ALLEGED MONEY LAUNDERER ARRESTED IN SPAIN

ALLEGED MONEY LAUNDERER ARRESTED IN SPAIN

Released On 21st Sep 2022

A man said to be the ringleader of a gang of money launderers has been arrested in Spain as a result of an international law enforcement operation.

John Francis Morrissey was arrested earlier this month along with two other alleged gang members in Spain and one in England.

According to a police statement, Morrissey’s ring had ties to a Costa del Sol drug gang and used the sale of premium drinks’ brands to restaurants as a cover – a common means of trying to pass off the proceeds of criminal activity into seemingly legitimate gains.

However, the investigators quoted the Spanish tax agency as saying that this trade “could in no way support” the ring’s lifestyle.

The gang was also in charge of collecting large amounts of cash from other criminal organisations, which they would then ‘deliver’ to criminal organisations in other countries.

They did this using the Hawala banking system, an informal method of transferring money without any physical cash changing hands.

The investigators believe that during the joint international Europol investigation, the suspects laundered more than 200 million Euros using this method.

The money laundering ring was dismantled during the operation known as ‘Whitewall’, which started in 2021 after Spanish police seized cocaine and money hidden in cars.
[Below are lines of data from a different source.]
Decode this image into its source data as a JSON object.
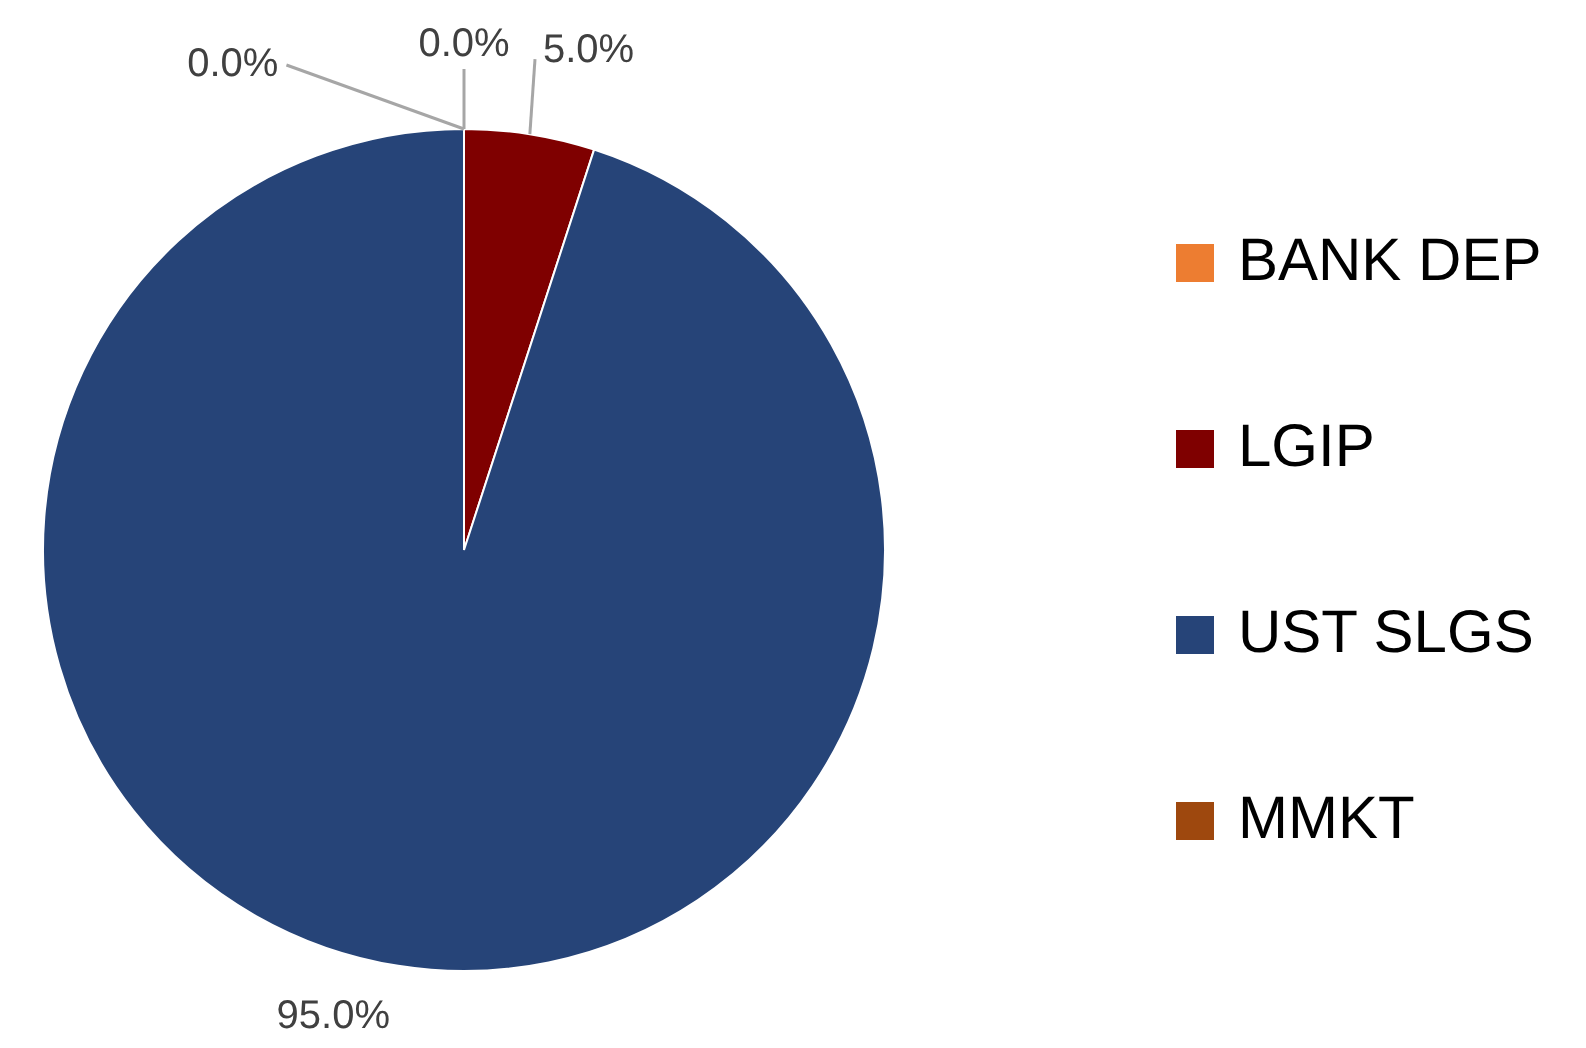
{
  "chart_data": {
    "type": "pie",
    "categories": [
      "BANK DEP",
      "LGIP",
      "UST SLGS",
      "MMKT"
    ],
    "values": [
      0.0,
      5.0,
      95.0,
      0.0
    ],
    "colors": [
      "#ed7d31",
      "#7f0000",
      "#264478",
      "#9e480e"
    ],
    "value_labels": [
      "0.0%",
      "5.0%",
      "95.0%",
      "0.0%"
    ],
    "legend": "right"
  }
}
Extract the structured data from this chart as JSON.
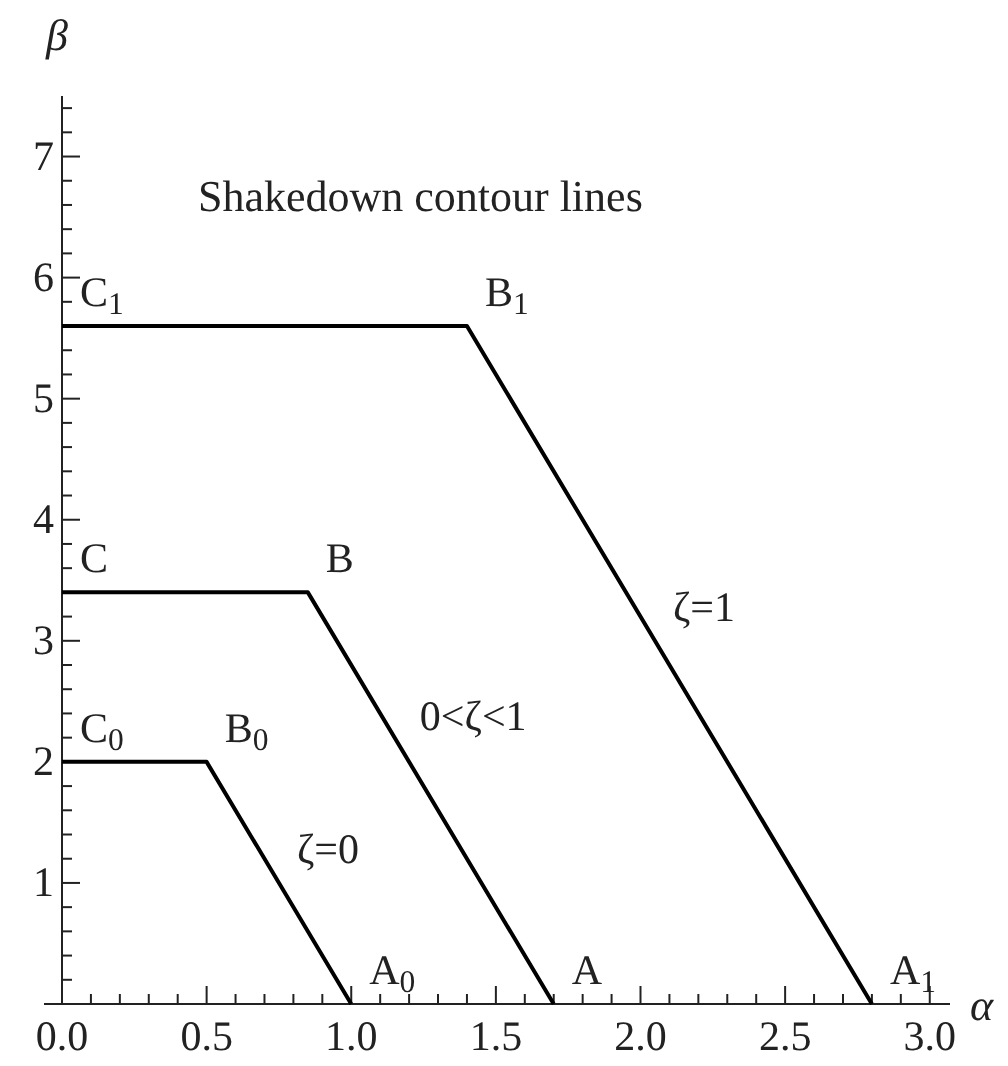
{
  "chart_data": {
    "type": "line",
    "title": "Shakedown contour lines",
    "xlabel": "α",
    "ylabel": "β",
    "series": [
      {
        "color": "#000000",
        "x": [
          0,
          0.5,
          1.0
        ],
        "values": [
          2,
          2,
          0
        ]
      },
      {
        "color": "#000000",
        "x": [
          0,
          0.85,
          1.7
        ],
        "values": [
          3.4,
          3.4,
          0
        ]
      },
      {
        "color": "#000000",
        "x": [
          0,
          1.4,
          2.8
        ],
        "values": [
          5.6,
          5.6,
          0
        ]
      }
    ],
    "xlim": [
      0,
      3.07
    ],
    "ylim": [
      0,
      7.5
    ],
    "xticks": [
      {
        "value": 0,
        "label": "0.0"
      },
      {
        "value": 0.1,
        "label": null
      },
      {
        "value": 0.2,
        "label": null
      },
      {
        "value": 0.3,
        "label": null
      },
      {
        "value": 0.4,
        "label": null
      },
      0.5,
      {
        "value": 0.6,
        "label": null
      },
      {
        "value": 0.7,
        "label": null
      },
      {
        "value": 0.8,
        "label": null
      },
      {
        "value": 0.9,
        "label": null
      },
      {
        "value": 1,
        "label": "1.0"
      },
      {
        "value": 1.1,
        "label": null
      },
      {
        "value": 1.2,
        "label": null
      },
      {
        "value": 1.3,
        "label": null
      },
      {
        "value": 1.4,
        "label": null
      },
      1.5,
      {
        "value": 1.6,
        "label": null
      },
      {
        "value": 1.7,
        "label": null
      },
      {
        "value": 1.8,
        "label": null
      },
      {
        "value": 1.9,
        "label": null
      },
      {
        "value": 2,
        "label": "2.0"
      },
      {
        "value": 2.1,
        "label": null
      },
      {
        "value": 2.2,
        "label": null
      },
      {
        "value": 2.3,
        "label": null
      },
      {
        "value": 2.4,
        "label": null
      },
      2.5,
      {
        "value": 2.6,
        "label": null
      },
      {
        "value": 2.7,
        "label": null
      },
      {
        "value": 2.8,
        "label": null
      },
      {
        "value": 2.9,
        "label": null
      },
      {
        "value": 3,
        "label": "3.0"
      }
    ],
    "yticks": [
      {
        "value": 0.2,
        "label": null
      },
      {
        "value": 0.4,
        "label": null
      },
      {
        "value": 0.6,
        "label": null
      },
      {
        "value": 0.8,
        "label": null
      },
      1,
      {
        "value": 1.2,
        "label": null
      },
      {
        "value": 1.4,
        "label": null
      },
      {
        "value": 1.6,
        "label": null
      },
      {
        "value": 1.8,
        "label": null
      },
      2,
      {
        "value": 2.2,
        "label": null
      },
      {
        "value": 2.4,
        "label": null
      },
      {
        "value": 2.6,
        "label": null
      },
      {
        "value": 2.8,
        "label": null
      },
      3,
      {
        "value": 3.2,
        "label": null
      },
      {
        "value": 3.4,
        "label": null
      },
      {
        "value": 3.6,
        "label": null
      },
      {
        "value": 3.8,
        "label": null
      },
      4,
      {
        "value": 4.2,
        "label": null
      },
      {
        "value": 4.4,
        "label": null
      },
      {
        "value": 4.6,
        "label": null
      },
      {
        "value": 4.8,
        "label": null
      },
      5,
      {
        "value": 5.2,
        "label": null
      },
      {
        "value": 5.4,
        "label": null
      },
      {
        "value": 5.6,
        "label": null
      },
      {
        "value": 5.8,
        "label": null
      },
      6,
      {
        "value": 6.2,
        "label": null
      },
      {
        "value": 6.4,
        "label": null
      },
      {
        "value": 6.6,
        "label": null
      },
      {
        "value": 6.8,
        "label": null
      },
      7,
      {
        "value": 7.2,
        "label": null
      },
      {
        "value": 7.4,
        "label": null
      }
    ],
    "annotations": [
      {
        "text": "C$_{1}$",
        "x": 0,
        "y": 5.6
      },
      {
        "text": "B$_{1}$",
        "x": 1.4,
        "y": 5.6
      },
      {
        "text": "C",
        "x": 0,
        "y": 3.4
      },
      {
        "text": "B",
        "x": 0.85,
        "y": 3.4
      },
      {
        "text": "C$_{0}$",
        "x": 0,
        "y": 2
      },
      {
        "text": "B$_{0}$",
        "x": 0.5,
        "y": 2
      },
      {
        "text": "A$_{0}$",
        "x": 1,
        "y": 0
      },
      {
        "text": "A",
        "x": 1.7,
        "y": 0
      },
      {
        "text": "A$_{1}$",
        "x": 2.8,
        "y": 0
      },
      {
        "text": "ζ=0",
        "x": 0.75,
        "y": 1
      },
      {
        "text": "0<ζ<1",
        "x": 1.175,
        "y": 2.1
      },
      {
        "text": "ζ=1",
        "x": 2.05,
        "y": 3
      }
    ],
    "line_style": "solid",
    "marker": "none",
    "grid": false
  }
}
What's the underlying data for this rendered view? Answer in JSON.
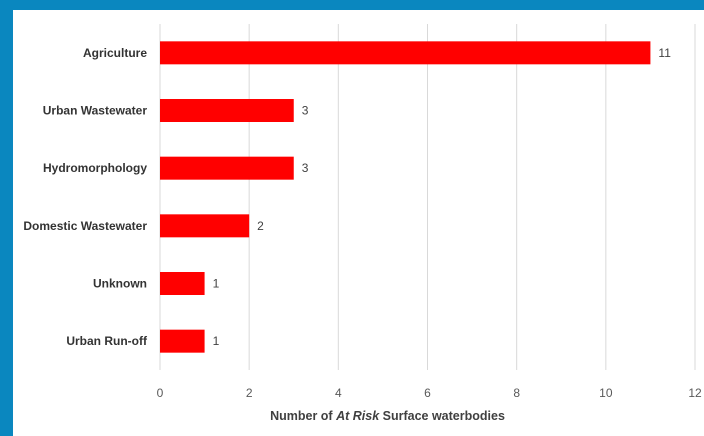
{
  "chart_data": {
    "type": "bar",
    "orientation": "horizontal",
    "categories": [
      "Agriculture",
      "Urban Wastewater",
      "Hydromorphology",
      "Domestic Wastewater",
      "Unknown",
      "Urban Run-off"
    ],
    "values": [
      11,
      3,
      3,
      2,
      1,
      1
    ],
    "xlim": [
      0,
      12
    ],
    "xticks": [
      0,
      2,
      4,
      6,
      8,
      10,
      12
    ],
    "xlabel_parts": [
      "Number of ",
      "At Risk",
      " Surface waterbodies"
    ],
    "grid": true,
    "bar_color": "#ff0000",
    "data_labels": true
  }
}
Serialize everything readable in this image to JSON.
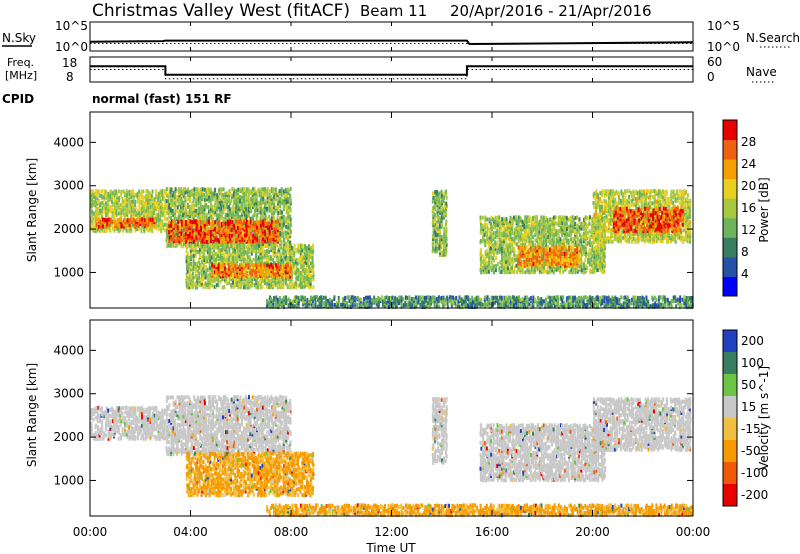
{
  "header": {
    "station": "Christmas Valley West (fitACF)",
    "beam": "Beam 11",
    "date_range": "20/Apr/2016 - 21/Apr/2016"
  },
  "nsky_panel": {
    "left_label": "N.Sky",
    "right_label": "N.Search",
    "left_top": "10^5",
    "left_bottom": "10^0",
    "right_top": "10^5",
    "right_bottom": "10^0"
  },
  "freq_panel": {
    "left_label_1": "Freq.",
    "left_label_2": "[MHz]",
    "right_label": "Nave",
    "left_top": "18",
    "left_bottom": "8",
    "right_top": "60",
    "right_bottom": "0"
  },
  "cpid": {
    "label": "CPID",
    "text": "normal (fast) 151 RF"
  },
  "chart_data": [
    {
      "type": "line",
      "panel": "noise",
      "series": [
        {
          "name": "N.Sky",
          "x": [
            0,
            2.9,
            3.0,
            15.0,
            15.1,
            24
          ],
          "y": [
            1.6,
            1.7,
            1.8,
            1.8,
            1.2,
            1.5
          ]
        },
        {
          "name": "N.Search",
          "x": [
            0,
            24
          ],
          "y": [
            1.3,
            1.3
          ]
        }
      ],
      "xlim": [
        0,
        24
      ],
      "ylim_left": [
        0,
        5
      ]
    },
    {
      "type": "line",
      "panel": "frequency",
      "series": [
        {
          "name": "Freq.",
          "x": [
            0,
            3.0,
            3.0,
            15.0,
            15.0,
            24
          ],
          "y": [
            14.3,
            14.3,
            10.9,
            10.9,
            14.3,
            14.3
          ]
        },
        {
          "name": "Nave",
          "x": [
            0,
            3.0,
            3.0,
            15.0,
            15.0,
            24
          ],
          "y": [
            30,
            30,
            8,
            8,
            30,
            30
          ]
        }
      ],
      "xlim": [
        0,
        24
      ],
      "ylim_left": [
        8,
        18
      ],
      "ylim_right": [
        0,
        60
      ]
    },
    {
      "type": "heatmap",
      "panel": "power",
      "ylabel": "Slant Range [km]",
      "yticks": [
        "1000",
        "2000",
        "3000",
        "4000"
      ],
      "ylim": [
        180,
        4700
      ],
      "xlim": [
        0,
        24
      ],
      "colorbar_label": "Power [dB]",
      "colorbar_ticks": [
        "4",
        "8",
        "12",
        "16",
        "20",
        "24",
        "28"
      ],
      "colorbar_range": [
        0,
        32
      ],
      "colorbar_colors": [
        "#0000ff",
        "#2552a8",
        "#3a7e62",
        "#6db45a",
        "#a8c840",
        "#e8d020",
        "#f5a000",
        "#f06010",
        "#e80000"
      ],
      "regions": [
        {
          "t": [
            0.0,
            3.0
          ],
          "r": [
            1950,
            2900
          ],
          "value": 16
        },
        {
          "t": [
            0.2,
            2.6
          ],
          "r": [
            2050,
            2250
          ],
          "value": 26
        },
        {
          "t": [
            3.0,
            8.0
          ],
          "r": [
            1600,
            2950
          ],
          "value": 14
        },
        {
          "t": [
            3.1,
            7.5
          ],
          "r": [
            1700,
            2200
          ],
          "value": 27
        },
        {
          "t": [
            3.8,
            8.9
          ],
          "r": [
            650,
            1650
          ],
          "value": 15
        },
        {
          "t": [
            4.8,
            8.0
          ],
          "r": [
            900,
            1200
          ],
          "value": 25
        },
        {
          "t": [
            13.6,
            14.2
          ],
          "r": [
            1400,
            2900
          ],
          "value": 14
        },
        {
          "t": [
            15.5,
            20.5
          ],
          "r": [
            1000,
            2300
          ],
          "value": 15
        },
        {
          "t": [
            17.0,
            19.5
          ],
          "r": [
            1150,
            1600
          ],
          "value": 24
        },
        {
          "t": [
            20.0,
            23.9
          ],
          "r": [
            1700,
            2900
          ],
          "value": 17
        },
        {
          "t": [
            20.8,
            23.6
          ],
          "r": [
            1950,
            2500
          ],
          "value": 27
        },
        {
          "t": [
            7.0,
            24.0
          ],
          "r": [
            200,
            450
          ],
          "value": 10
        }
      ]
    },
    {
      "type": "heatmap",
      "panel": "velocity",
      "ylabel": "Slant Range [km]",
      "yticks": [
        "1000",
        "2000",
        "3000",
        "4000"
      ],
      "ylim": [
        180,
        4700
      ],
      "xlabel": "Time UT",
      "xticks": [
        "00:00",
        "04:00",
        "08:00",
        "12:00",
        "16:00",
        "20:00",
        "00:00"
      ],
      "xlim": [
        0,
        24
      ],
      "colorbar_label": "Velocity [m s^-1]",
      "colorbar_ticks": [
        "200",
        "100",
        "50",
        "15",
        "-15",
        "-50",
        "-100",
        "-200"
      ],
      "colorbar_colors": [
        "#2040c0",
        "#3a7e62",
        "#6cc444",
        "#c8c8c8",
        "#f2c040",
        "#f59a00",
        "#f05808",
        "#e80000"
      ],
      "regions": [
        {
          "t": [
            0.0,
            3.0
          ],
          "r": [
            1950,
            2700
          ],
          "velocity": 0
        },
        {
          "t": [
            3.0,
            8.0
          ],
          "r": [
            1600,
            2950
          ],
          "velocity": 0
        },
        {
          "t": [
            3.8,
            8.9
          ],
          "r": [
            650,
            1650
          ],
          "velocity": -60
        },
        {
          "t": [
            13.6,
            14.2
          ],
          "r": [
            1400,
            2900
          ],
          "velocity": 0
        },
        {
          "t": [
            15.5,
            20.5
          ],
          "r": [
            1000,
            2300
          ],
          "velocity": 0
        },
        {
          "t": [
            20.0,
            23.9
          ],
          "r": [
            1700,
            2900
          ],
          "velocity": 0
        },
        {
          "t": [
            7.0,
            24.0
          ],
          "r": [
            200,
            450
          ],
          "velocity": -40
        }
      ]
    }
  ]
}
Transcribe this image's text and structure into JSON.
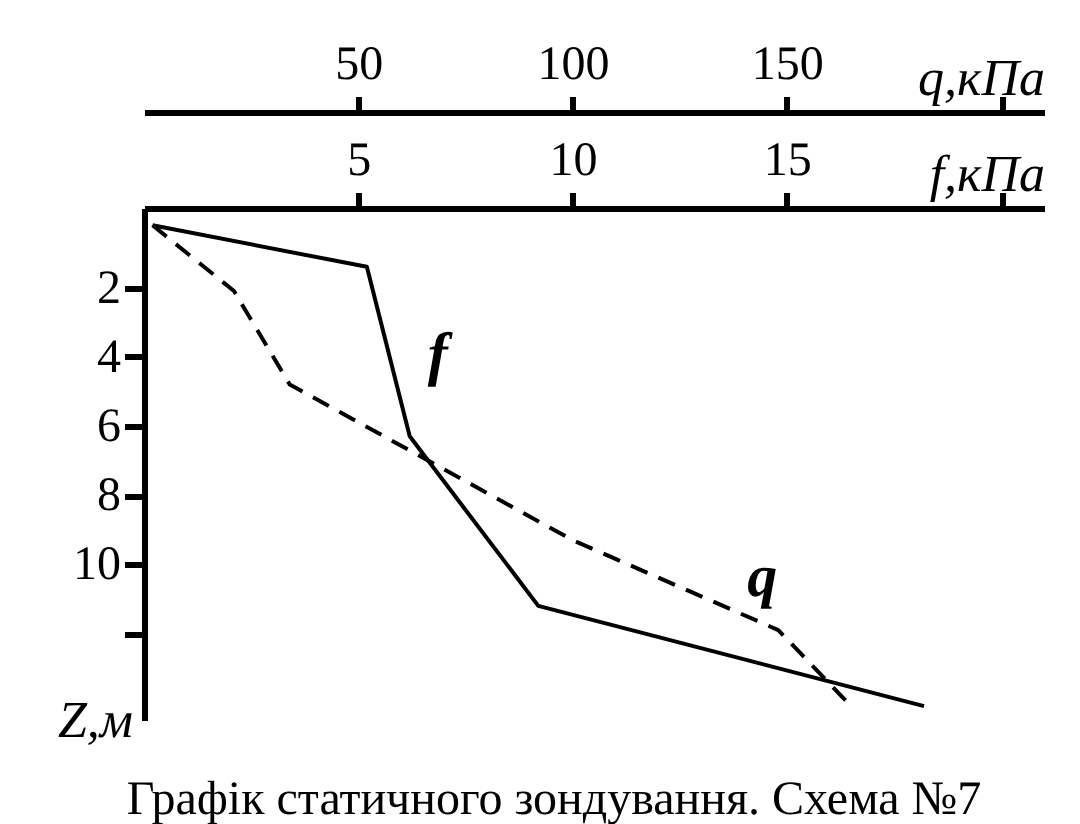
{
  "chart_data": {
    "type": "line",
    "xlabel": "f,кПа",
    "x2label": "q,кПа",
    "ylabel": "Z,м",
    "annotations": [
      "Графік статичного зондування. Схема №7"
    ],
    "xlim": [
      0,
      21
    ],
    "xticks": [
      5,
      10,
      15,
      {
        "value": 20,
        "label": null
      }
    ],
    "x2lim": [
      0,
      210
    ],
    "x2ticks": [
      50,
      100,
      150,
      {
        "value": 200,
        "label": null
      }
    ],
    "ylim": [
      14.5,
      -0.3
    ],
    "yticks": [
      2,
      4,
      6,
      8,
      10,
      {
        "value": 12,
        "label": null
      }
    ],
    "grid": false,
    "legend": false,
    "marker": "none",
    "series": [
      {
        "name": "f",
        "color": "#000000",
        "line_style": "solid",
        "x": [
          0.2,
          5.2,
          6.2,
          9.2,
          18.2
        ],
        "values": [
          0.2,
          1.4,
          6.3,
          11.2,
          14.1
        ]
      },
      {
        "name": "q",
        "color": "#000000",
        "line_style": "dashed",
        "axis": "x2",
        "x": [
          2,
          21,
          34,
          100,
          148,
          165
        ],
        "values": [
          0.2,
          2.1,
          4.8,
          9.3,
          11.9,
          14.1
        ]
      }
    ]
  }
}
They were joined on the case by the UK’s National Crime Agency (NCA), the Dutch National Police (Politie) and the Irish Garda (An Garda Síochána), with international activity coordinated by Europol’s European Financial and Economic Crime Centre.

“This is not the first time that the Hawala system has been implicated in a money laundering operation,” said Roger Isaacs, Forensic Partner at Milsted Langdon.

“Our forensic accounting team has experience of these types of cases which tend to be technically challenging because of the paucity of written documentation. Indeed, the Hawala system is based on word of mouth, so audit trails tend to be conspicuous by their absence. For that reason, less traditional forms of financial and accounting evidence become ever more important.”